PURCHASE AGREEMENT
Purchase Agreement for Medical Certification Services
This Purchase Agreement (“Agreement”) is made and entered into on the date of purchase by and between Medi2cert (“we” or “us”), and you, the purchaser (“you” or “your”).
- Services Provided
We agree to provide medical certification services (“Services”) as detailed in your order confirmation or invoice.
- Payment Terms
a. You agree to pay the total purchase price as specified at the time of purchase.
b. Payment is due in full upon purchase.
c. All fees are non-refundable unless explicitly stated otherwise in this Agreement.
- Delivery of Services
a. We will deliver the Services electronically to the email address you provide during the purchase process.
b. The Services will be delivered within [specified timeframe, e.g., 5 business days] from the date of payment confirmation, unless otherwise agreed upon.
- Timing
We shall use reasonable efforts to meet any performance dates specified in the Agreement. Customer agrees that any such dates shall be estimates only.
- Your Responsibilities
a. You are responsible for providing accurate and complete information necessary for us to deliver the Services.

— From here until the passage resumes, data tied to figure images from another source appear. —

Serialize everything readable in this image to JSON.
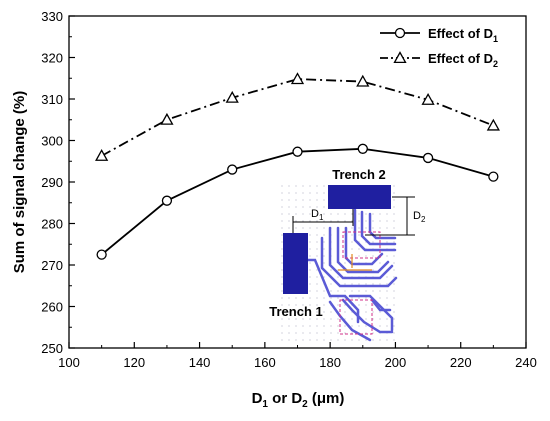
{
  "chart_data": {
    "type": "line",
    "x": [
      110,
      130,
      150,
      170,
      190,
      210,
      230
    ],
    "series": [
      {
        "name": "Effect of D",
        "sub": "1",
        "marker": "circle",
        "line_style": "solid",
        "values": [
          272.5,
          285.5,
          293.0,
          297.3,
          298.0,
          295.8,
          291.3
        ]
      },
      {
        "name": "Effect of D",
        "sub": "2",
        "marker": "triangle",
        "line_style": "dash-dot",
        "values": [
          296.3,
          305.0,
          310.3,
          314.8,
          314.2,
          309.8,
          303.6
        ]
      }
    ],
    "xlim": [
      100,
      240
    ],
    "ylim": [
      250,
      330
    ],
    "xticks": [
      100,
      120,
      140,
      160,
      180,
      200,
      220,
      240
    ],
    "yticks": [
      250,
      260,
      270,
      280,
      290,
      300,
      310,
      320,
      330
    ],
    "xlabel": {
      "main": "D",
      "sub1": "1",
      "mid": " or D",
      "sub2": "2",
      "unit": " (μm)"
    },
    "ylabel": "Sum of signal change (%)",
    "grid": false,
    "legend_position": "top-right",
    "inset": {
      "trench1_label": "Trench 1",
      "trench2_label": "Trench 2",
      "d1_label": "D",
      "d1_sub": "1",
      "d2_label": "D",
      "d2_sub": "2",
      "trench_color": "#1f1fa0",
      "wiring_color": "#5b5bd6"
    }
  }
}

b. You must ensure that all prerequisites for the certification are met and provide any required documentation to us promptly.
- Confidentiality
a. Both parties agree to protect and safeguard all confidential information exchanged in the course of providing and receiving the Services.
b. We will not disclose any personal information you provide to third parties without your prior written consent, except as required by law.
- Limitation of Liability
a. Our liability under this Agreement is limited to the amount you paid for the Services.
b. We are not liable for any indirect, incidental, or consequential damages arising from the use of the Services.
- Warranties
a. We warrant that the Services will be performed in a professional manner and in accordance with industry standards.
b. Except as expressly stated in this Agreement, we make no other warranties, express or implied, regarding the Services.
- Termination
a. This Agreement may be terminated by either party upon written notice if the other party breaches any material term of this Agreement and fails to cure such breach within 5 working days after receiving notice of the breach.
b. Upon termination, you will pay for all Services rendered up to the termination date.
- Indemnification
The Parties shall indemnify and hold the other Party harmless from any and all losses, claims, liabilities, damages, costs, and expenses suffered or incurred by the other Party as a result of any breach of the covenants, warranties, or representations of this Agreement.
- Governing Law
This Agreement shall be governed by and construed in accordance with the laws of England and Wales, without regard to its conflict of law provisions.
- Dispute Resolution
Any disputes arising out of or related to this Agreement shall be resolved through binding arbitration appointed by the us.
- Entire Agreement
This Agreement constitutes the entire agreement between the parties and supersedes all prior agreements and understandings, whether written or oral, relating to the subject matter hereof.
- Amendments
This Agreement may be modified or amended only if the amendment is made in writing and signed by both parties.
- Notices
All notices required or permitted under this Agreement shall be in writing and shall be deemed delivered when sent by email to the addresses provided by the parties.
- Severability
If any provision of this Agreement is found to be invalid or unenforceable, the remaining provisions will continue in full force and effect.
- Assignment
You may not assign this Agreement or any rights or obligations hereunder without our prior written consent.